By integrating Windows Live Id (formerly known as Passport) authentication in Share Point extends the Share Point user base to include some of the 350+ million users around the world with active Windows Live IDs. It enables an administrator to add Windows Live ID users to a SharePoint site.
With Windows Live ID Web Authentication, you can use the Windows Live ID service to verify the identity of visitors to your site, so that you can offer personalized access to your site’s content by the millions of registered Windows Live ID users. Windows Live ID provides you with a unique, site-specific identifier for each Windows Live user who signs in to your site. Web Authentication also enables you to incorporate Windows Live controls into your site.
Web Authentication works by sending your users to the Windows Live ID sign-in page by means of a specially formatted link. The service then directs them back to your Web site along with a unique, site-specific identifier that you can use to manage personalized content, assign user rights, and perform other tasks for the authenticated user. Sign-in and account management is performed by Windows Live ID, so you don't have to worry about implementing these details. Windows Live ID profile data is not shared with your site.
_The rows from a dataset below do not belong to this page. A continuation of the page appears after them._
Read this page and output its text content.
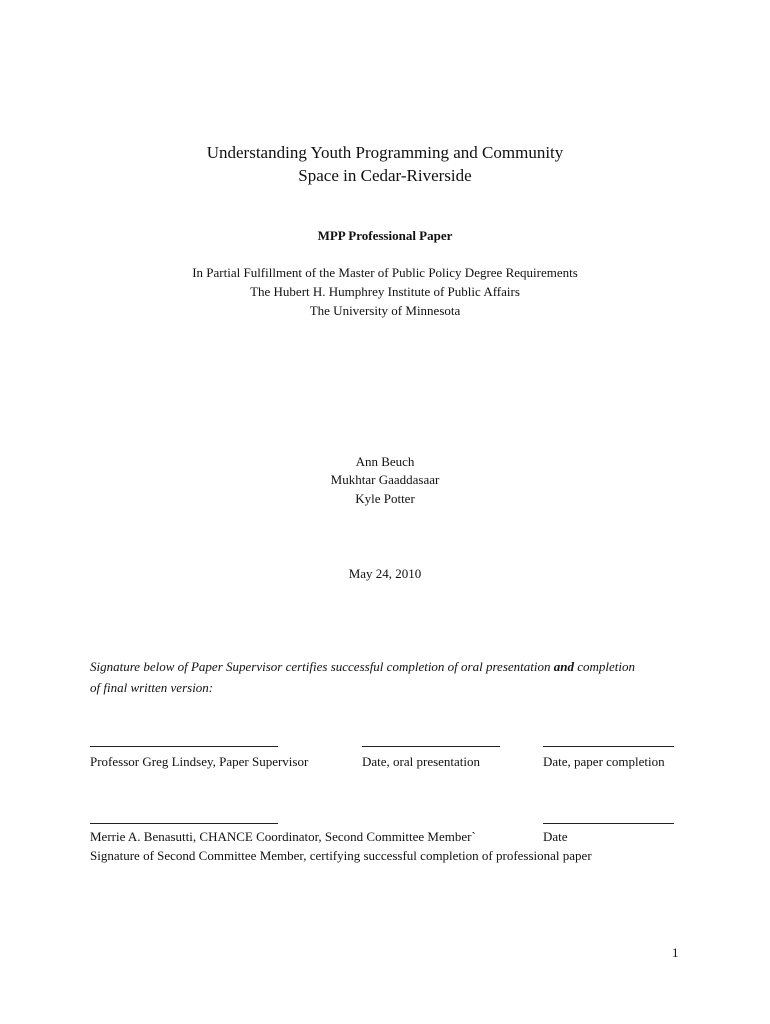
Understanding Youth Programming and Community
Space in Cedar-Riverside
MPP Professional Paper
In Partial Fulfillment of the Master of Public Policy Degree Requirements
The Hubert H. Humphrey Institute of Public Affairs
The University of Minnesota
Ann Beuch
Mukhtar Gaaddasaar
Kyle Potter
May 24, 2010
Signature below of Paper Supervisor certifies successful completion of oral presentation and completion
of final written version:
Professor Greg Lindsey, Paper Supervisor	Date, oral presentation	Date, paper completion
Merrie A. Benasutti, CHANCE Coordinator, Second Committee Member`	Date
Signature of Second Committee Member, certifying successful completion of professional paper
1
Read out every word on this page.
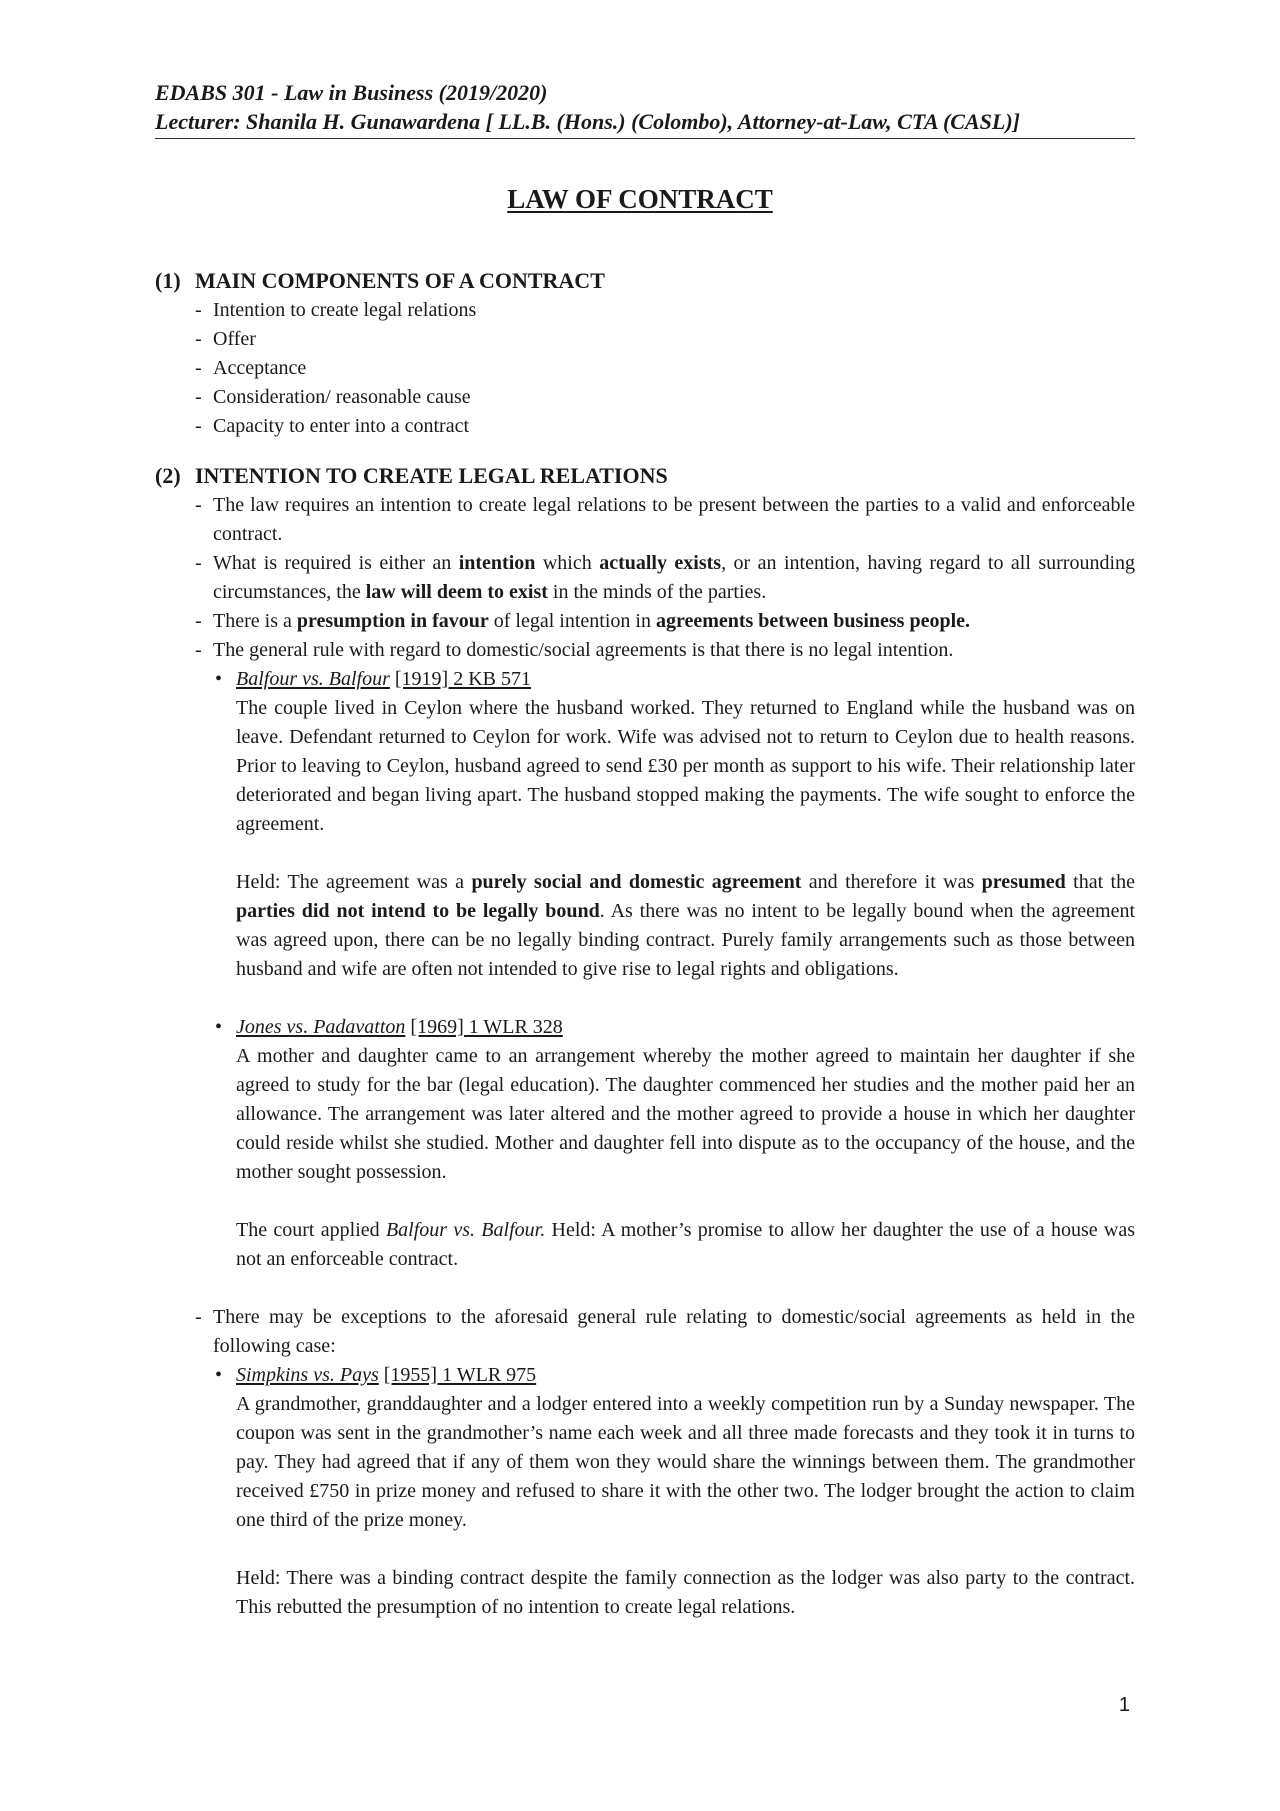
EDABS 301 - Law in Business (2019/2020)
Lecturer: Shanila H. Gunawardena [ LL.B. (Hons.) (Colombo), Attorney-at-Law, CTA (CASL)]
LAW OF CONTRACT
(1) MAIN COMPONENTS OF A CONTRACT
- Intention to create legal relations
- Offer
- Acceptance
- Consideration/ reasonable cause
- Capacity to enter into a contract
(2) INTENTION TO CREATE LEGAL RELATIONS
- The law requires an intention to create legal relations to be present between the parties to a valid and enforceable contract.
- What is required is either an intention which actually exists, or an intention, having regard to all surrounding circumstances, the law will deem to exist in the minds of the parties.
- There is a presumption in favour of legal intention in agreements between business people.
- The general rule with regard to domestic/social agreements is that there is no legal intention.
• Balfour vs. Balfour [1919] 2 KB 571
The couple lived in Ceylon where the husband worked. They returned to England while the husband was on leave. Defendant returned to Ceylon for work. Wife was advised not to return to Ceylon due to health reasons. Prior to leaving to Ceylon, husband agreed to send £30 per month as support to his wife. Their relationship later deteriorated and began living apart. The husband stopped making the payments. The wife sought to enforce the agreement.
Held: The agreement was a purely social and domestic agreement and therefore it was presumed that the parties did not intend to be legally bound. As there was no intent to be legally bound when the agreement was agreed upon, there can be no legally binding contract. Purely family arrangements such as those between husband and wife are often not intended to give rise to legal rights and obligations.
• Jones vs. Padavatton [1969] 1 WLR 328
A mother and daughter came to an arrangement whereby the mother agreed to maintain her daughter if she agreed to study for the bar (legal education). The daughter commenced her studies and the mother paid her an allowance. The arrangement was later altered and the mother agreed to provide a house in which her daughter could reside whilst she studied. Mother and daughter fell into dispute as to the occupancy of the house, and the mother sought possession.
The court applied Balfour vs. Balfour. Held: A mother’s promise to allow her daughter the use of a house was not an enforceable contract.
- There may be exceptions to the aforesaid general rule relating to domestic/social agreements as held in the following case:
• Simpkins vs. Pays [1955] 1 WLR 975
A grandmother, granddaughter and a lodger entered into a weekly competition run by a Sunday newspaper. The coupon was sent in the grandmother’s name each week and all three made forecasts and they took it in turns to pay. They had agreed that if any of them won they would share the winnings between them. The grandmother received £750 in prize money and refused to share it with the other two. The lodger brought the action to claim one third of the prize money.
Held: There was a binding contract despite the family connection as the lodger was also party to the contract. This rebutted the presumption of no intention to create legal relations.
1
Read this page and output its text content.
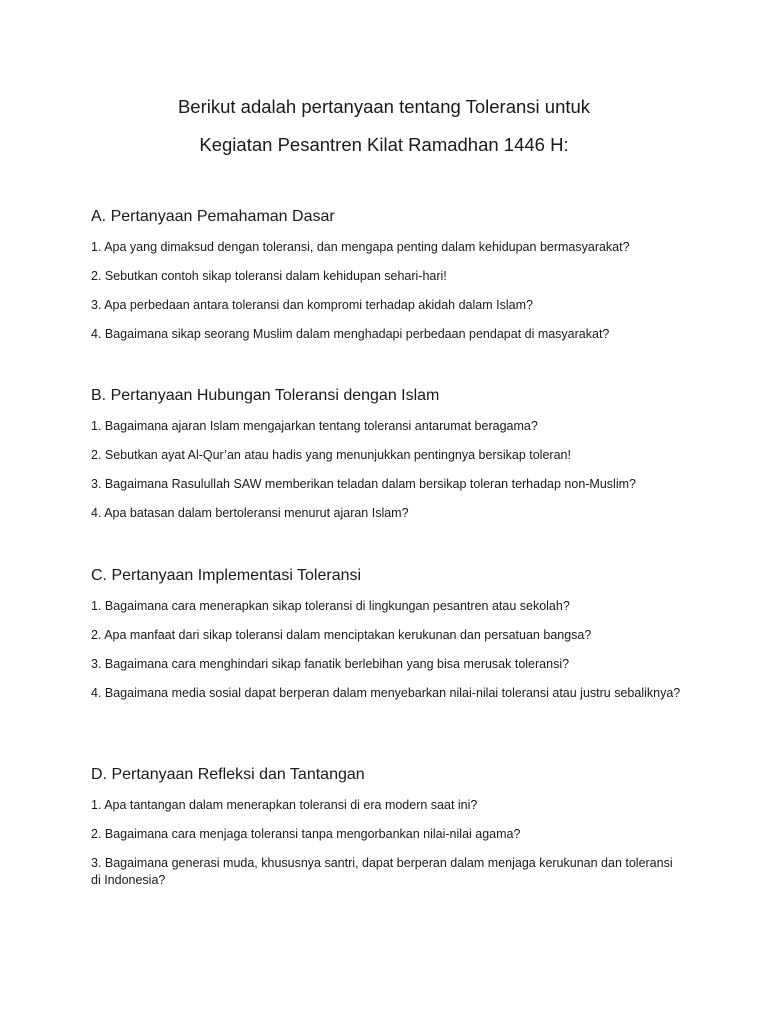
Berikut adalah pertanyaan tentang Toleransi untuk
Kegiatan Pesantren Kilat Ramadhan 1446 H:
A. Pertanyaan Pemahaman Dasar

1. Apa yang dimaksud dengan toleransi, dan mengapa penting dalam kehidupan bermasyarakat?

2. Sebutkan contoh sikap toleransi dalam kehidupan sehari-hari!

3. Apa perbedaan antara toleransi dan kompromi terhadap akidah dalam Islam?

4. Bagaimana sikap seorang Muslim dalam menghadapi perbedaan pendapat di masyarakat?

B. Pertanyaan Hubungan Toleransi dengan Islam

1. Bagaimana ajaran Islam mengajarkan tentang toleransi antarumat beragama?

2. Sebutkan ayat Al-Qur’an atau hadis yang menunjukkan pentingnya bersikap toleran!

3. Bagaimana Rasulullah SAW memberikan teladan dalam bersikap toleran terhadap non-Muslim?

4. Apa batasan dalam bertoleransi menurut ajaran Islam?

C. Pertanyaan Implementasi Toleransi

1. Bagaimana cara menerapkan sikap toleransi di lingkungan pesantren atau sekolah?

2. Apa manfaat dari sikap toleransi dalam menciptakan kerukunan dan persatuan bangsa?

3. Bagaimana cara menghindari sikap fanatik berlebihan yang bisa merusak toleransi?

4. Bagaimana media sosial dapat berperan dalam menyebarkan nilai-nilai toleransi atau justru sebaliknya?

D. Pertanyaan Refleksi dan Tantangan

1. Apa tantangan dalam menerapkan toleransi di era modern saat ini?

2. Bagaimana cara menjaga toleransi tanpa mengorbankan nilai-nilai agama?

3. Bagaimana generasi muda, khususnya santri, dapat berperan dalam menjaga kerukunan dan toleransi di Indonesia?
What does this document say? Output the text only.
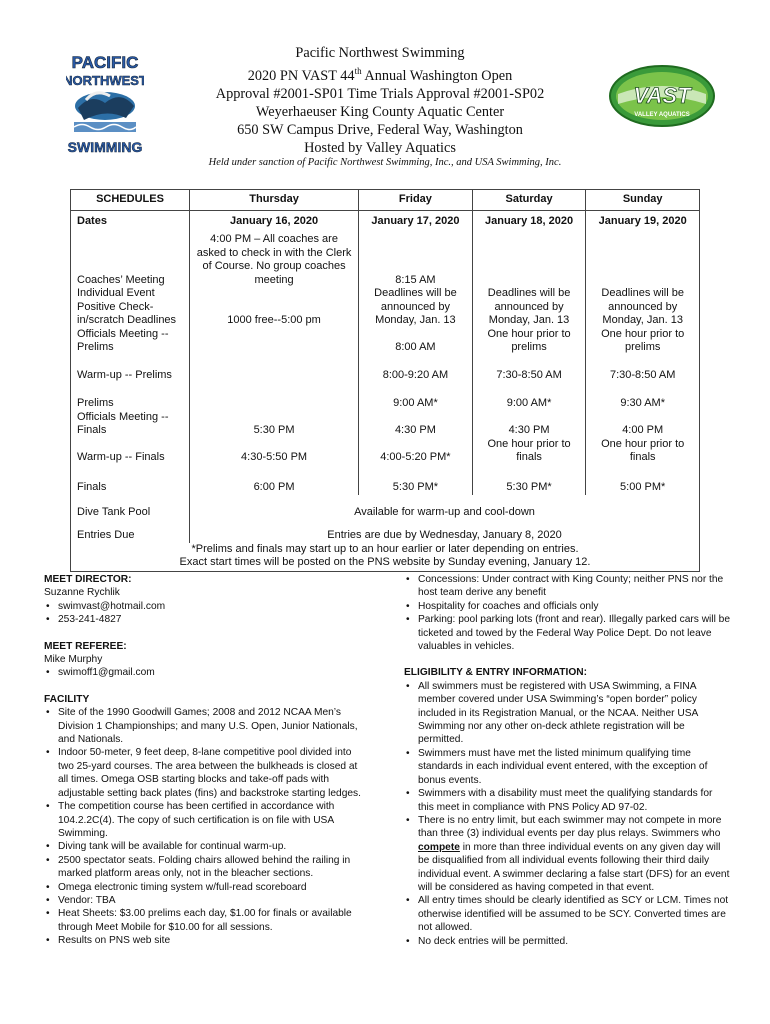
PACIFIC
NORTHWEST
SWIMMING
VAST
VALLEY AQUATICS
Pacific Northwest Swimming
2020 PN VAST 44th Annual Washington Open
Approval #2001-SP01 Time Trials Approval #2001-SP02
Weyerhaeuser King County Aquatic Center
650 SW Campus Drive, Federal Way, Washington
Hosted by Valley Aquatics
Held under sanction of Pacific Northwest Swimming, Inc., and USA Swimming, Inc.
SCHEDULES	Thursday	Friday	Saturday	Sunday
Dates	January 16, 2020	January 17, 2020	January 18, 2020	January 19, 2020
Coaches’ Meeting	4:00 PM – All coaches are asked to check in with the Clerk of Course. No group coaches meeting	8:15 AM		
Individual Event Positive Check-in/scratch Deadlines	1000 free--5:00 pm	Deadlines will be announced by Monday, Jan. 13	Deadlines will be announced by Monday, Jan. 13	Deadlines will be announced by Monday, Jan. 13
Officials Meeting -- Prelims		8:00 AM	One hour prior to prelims	One hour prior to prelims
Warm-up -- Prelims		8:00-9:20 AM	7:30-8:50 AM	7:30-8:50 AM
Prelims		9:00 AM*	9:00 AM*	9:30 AM*
Officials Meeting -- Finals	5:30 PM	4:30 PM	4:30 PM	4:00 PM
Warm-up -- Finals	4:30-5:50 PM	4:00-5:20 PM*	One hour prior to finals	One hour prior to finals
Finals	6:00 PM	5:30 PM*	5:30 PM*	5:00 PM*
Dive Tank Pool	Available for warm-up and cool-down			
Entries Due	Entries are due by Wednesday, January 8, 2020			

*Prelims and finals may start up to an hour earlier or later depending on entries.
Exact start times will be posted on the PNS website by Sunday evening, January 12.				
MEET DIRECTOR:
Suzanne Rychlik
• swimvast@hotmail.com
• 253-241-4827
MEET REFEREE:
Mike Murphy
• swimoff1@gmail.com
FACILITY
• Site of the 1990 Goodwill Games; 2008 and 2012 NCAA Men’s Division 1 Championships; and many U.S. Open, Junior Nationals, and Nationals.
• Indoor 50-meter, 9 feet deep, 8-lane competitive pool divided into two 25-yard courses. The area between the bulkheads is closed at all times. Omega OSB starting blocks and take-off pads with adjustable setting back plates (fins) and backstroke starting ledges.
• The competition course has been certified in accordance with 104.2.2C(4). The copy of such certification is on file with USA Swimming.
• Diving tank will be available for continual warm-up.
• 2500 spectator seats. Folding chairs allowed behind the railing in marked platform areas only, not in the bleacher sections.
• Omega electronic timing system w/full-read scoreboard
• Vendor: TBA
• Heat Sheets: $3.00 prelims each day, $1.00 for finals or available through Meet Mobile for $10.00 for all sessions.
• Results on PNS web site
• Concessions: Under contract with King County; neither PNS nor the host team derive any benefit
• Hospitality for coaches and officials only
• Parking: pool parking lots (front and rear). Illegally parked cars will be ticketed and towed by the Federal Way Police Dept. Do not leave valuables in vehicles.
ELIGIBILITY & ENTRY INFORMATION:
• All swimmers must be registered with USA Swimming, a FINA member covered under USA Swimming’s “open border” policy included in its Registration Manual, or the NCAA. Neither USA Swimming nor any other on-deck athlete registration will be permitted.
• Swimmers must have met the listed minimum qualifying time standards in each individual event entered, with the exception of bonus events.
• Swimmers with a disability must meet the qualifying standards for this meet in compliance with PNS Policy AD 97-02.
• There is no entry limit, but each swimmer may not compete in more than three (3) individual events per day plus relays. Swimmers who compete in more than three individual events on any given day will be disqualified from all individual events following their third daily individual event. A swimmer declaring a false start (DFS) for an event will be considered as having competed in that event.
• All entry times should be clearly identified as SCY or LCM. Times not otherwise identified will be assumed to be SCY. Converted times are not allowed.
• No deck entries will be permitted.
MOSS offers excellent security integration with Active Directory – but what if you don’t want to create AD accounts for SharePoint users? Enter custom authentication providers. MOSS enables developers to leverage the pluggable membership provider mechanism of ASP.NET to give SharePoint access to accounts that are not managed by Active Directory.
Login Procedure is as follows:
Click on Sign In :
The Membership and Role providers are linked in to the SharePoint Forms Based Authentication (FBA) architecture. This means that the Sign in and Sign Out mechanisms are integrated right in to SharePoint automagically.
Get Redirected To Live's Login Site:
When you click the Sign In link you will be redirected to the Windows Live ID login site. This site validates the user’s credentials, either by requiring them to login with their Live ID credentials or by validating that they have an active Windows Live session.
Get Redirected Back to SharePoint:
Once the Windows Live session is validated, the Live Login system will redirect you back to SharePoint. The Windows Live system requires an Application Administrator to register a single URL per application ID to return users to once they have been validated. The Windows Live request returns a signed authentication token that the SharePoint server verifies, and then uses to identify the user by their unique user token. This token is unique to each Application that is registered to the Windows Live system. What this means is if I register an application for contoso.com and one for litware.contoso.com I will get a different ID's for the same Windows Live ID on each system. These unique user tokens only provide the SharePoint server with validation that Windows Live has authenticated this user. It does not provide access to the Windows Live associated email, or really any information about the user.
User Token Is Processed:
When the Windows Live system responds to SharePoint, the user token is checked against the profile store. In the case of what I have written, I decided to test Microsoft's statement that with the performance tweaking abilities added to SharePoint, you can technically use a SharePoint list instead of using a SQL table for simple applications. I have set the user token and email columns of the profile list as indexed to help with searching against them. If this user token is new, the user is prompted to enter profile details such as display Name, Email Id etc. This is done to help with adding users to SharePoint sites. Remembering a long user token is difficult to do, however typing in an email address is much easier. The profile store itself is not accessible, unless you have specific access to the list so the data is protected.
Returned To The Sign In Page:
Once either the new user has submitted an email address or the pre-existing user check is completed, you are redirected back in to the SharePoint page you initially signed in from.